Based on the findings of the present study, the mean anterior corneal astigmatism was -1.116 ± 1.14 D, and the mean posterior corneal astigmatism was -0.34 ± 0.18 D. The most common type of astigmatism in both the anterior and posterior cornea was with-the-rule. Furthermore, a significant relationship was found between refractive astigmatism and anterior corneal astigmatism. Anterior corneal astigmatism also showed a strong association with posterior corneal astigmatism. Posterior corneal astigmatism (PCA) values in the normal population range from 0.26 to 0.78 D [32-34]. Askari Zadeh et al. performed a retrospective case series consisted of 161 eyes of 161 patients with KCN at Farabi Hospital in Tehran. They reported that mean anterior corneal astigmatism (ACA) and PCA were 4.08 ± 2.21 D and 0.86 ± 0.45 D, respectively. Also, the prevalence of WTR in the anterior corneal surface and prevalence of ATR astigmatism in the posterior cornea were found to be significantly higher in this study.
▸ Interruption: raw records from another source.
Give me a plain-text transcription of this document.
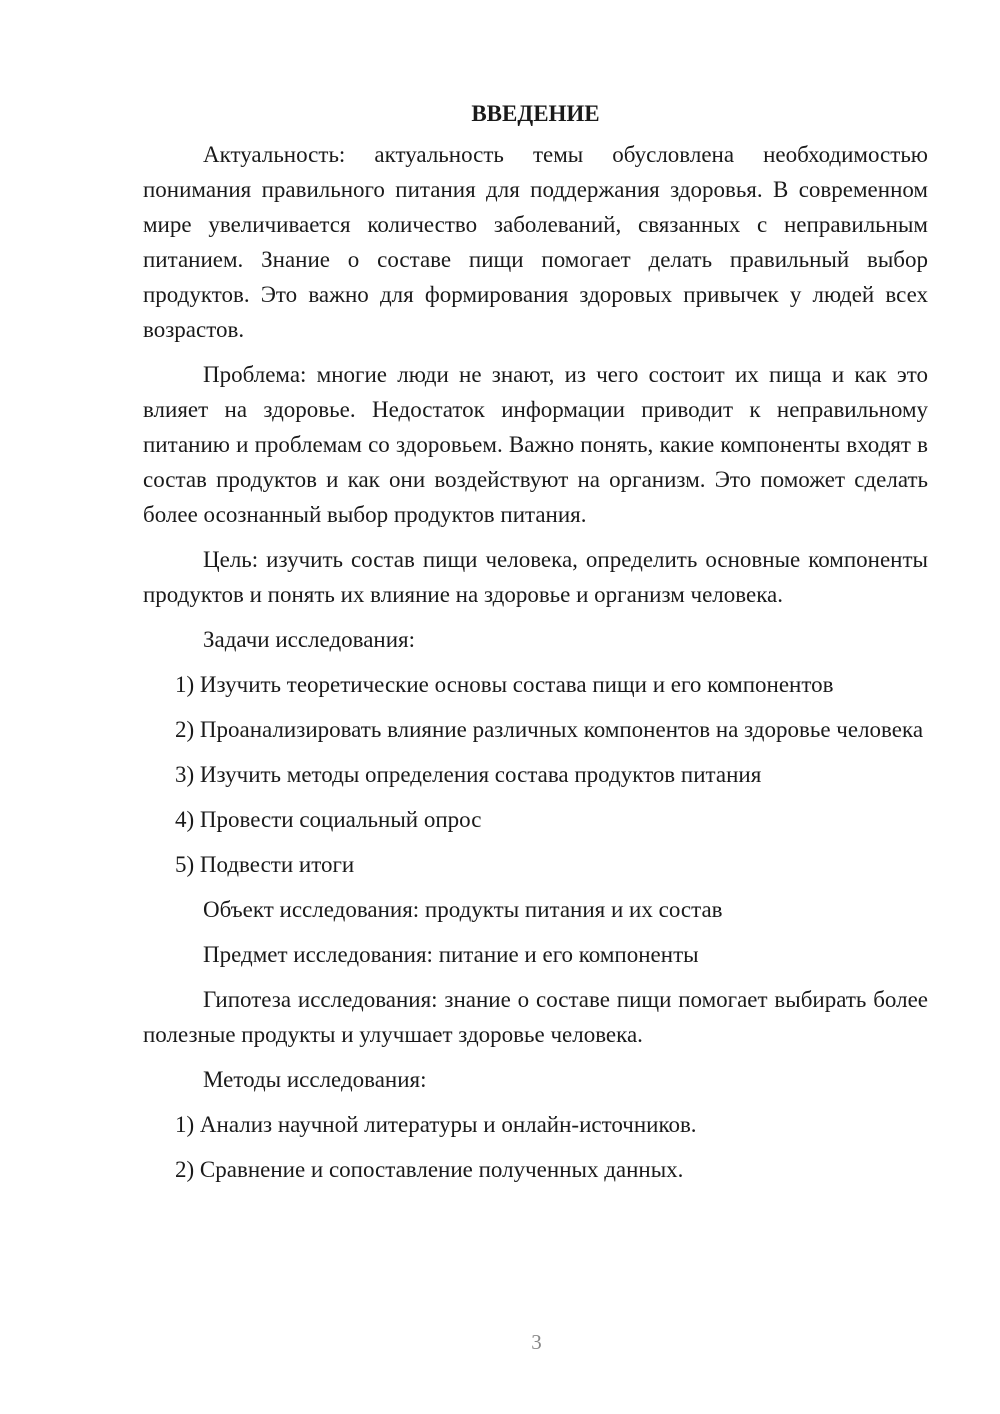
ВВЕДЕНИЕ

Актуальность: актуальность темы обусловлена необходимостью понимания правильного питания для поддержания здоровья. В современном мире увеличивается количество заболеваний, связанных с неправильным питанием. Знание о составе пищи помогает делать правильный выбор продуктов. Это важно для формирования здоровых привычек у людей всех возрастов.

Проблема: многие люди не знают, из чего состоит их пища и как это влияет на здоровье. Недостаток информации приводит к неправильному питанию и проблемам со здоровьем. Важно понять, какие компоненты входят в состав продуктов и как они воздействуют на организм. Это поможет сделать более осознанный выбор продуктов питания.

Цель: изучить состав пищи человека, определить основные компоненты продуктов и понять их влияние на здоровье и организм человека.

Задачи исследования:

1) Изучить теоретические основы состава пищи и его компонентов

2) Проанализировать влияние различных компонентов на здоровье человека

3) Изучить методы определения состава продуктов питания

4) Провести социальный опрос

5) Подвести итоги

Объект исследования: продукты питания и их состав

Предмет исследования: питание и его компоненты

Гипотеза исследования: знание о составе пищи помогает выбирать более полезные продукты и улучшает здоровье человека.

Методы исследования:

1) Анализ научной литературы и онлайн-источников.

2) Сравнение и сопоставление полученных данных.

3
In accordance with our findings, Nemeth et al. reported that the most common type of posterior and anterior astigmatism was WTR [35]. A significant relationship of PCA with ACA has been reported previously. Contrary to the findings of this study, the most common type of anterior corneal astigmatism was WTR, and the most frequent type of posterior astigmatism was ATR [36]. Additionally, a study indicated that WTR anterior and ATR posterior corneal astigmatisms were the most prevalent types [37]. In contrast to the present study, Miyake et al. observed no significant association between PCA and ACA. WTR in the anterior cornea (68%) and ATR astigmatism in the posterior cornea (91%) were found to be the most prevalent types [38]. The different results reported in various studies may also indicate differences in the type of anterior and posterior astigmatism in different races and geographical areas or unknown cases that require further studies.
Conclusion
The findings of the present study in patients undergoing photorefractive keratectomy surgery showed that Pentacam indices (i.e., keratometric indices, anterior chamber indices, and surface zone indices) might depend on the types and severity of refractive errors. Therefore, a more accurate and effective evaluation of the anterior and posterior cornea is needed to obtain a more favorable outcome from refractive surgery.
Conflict of Interest
The authors declare that there is no conflict of interest.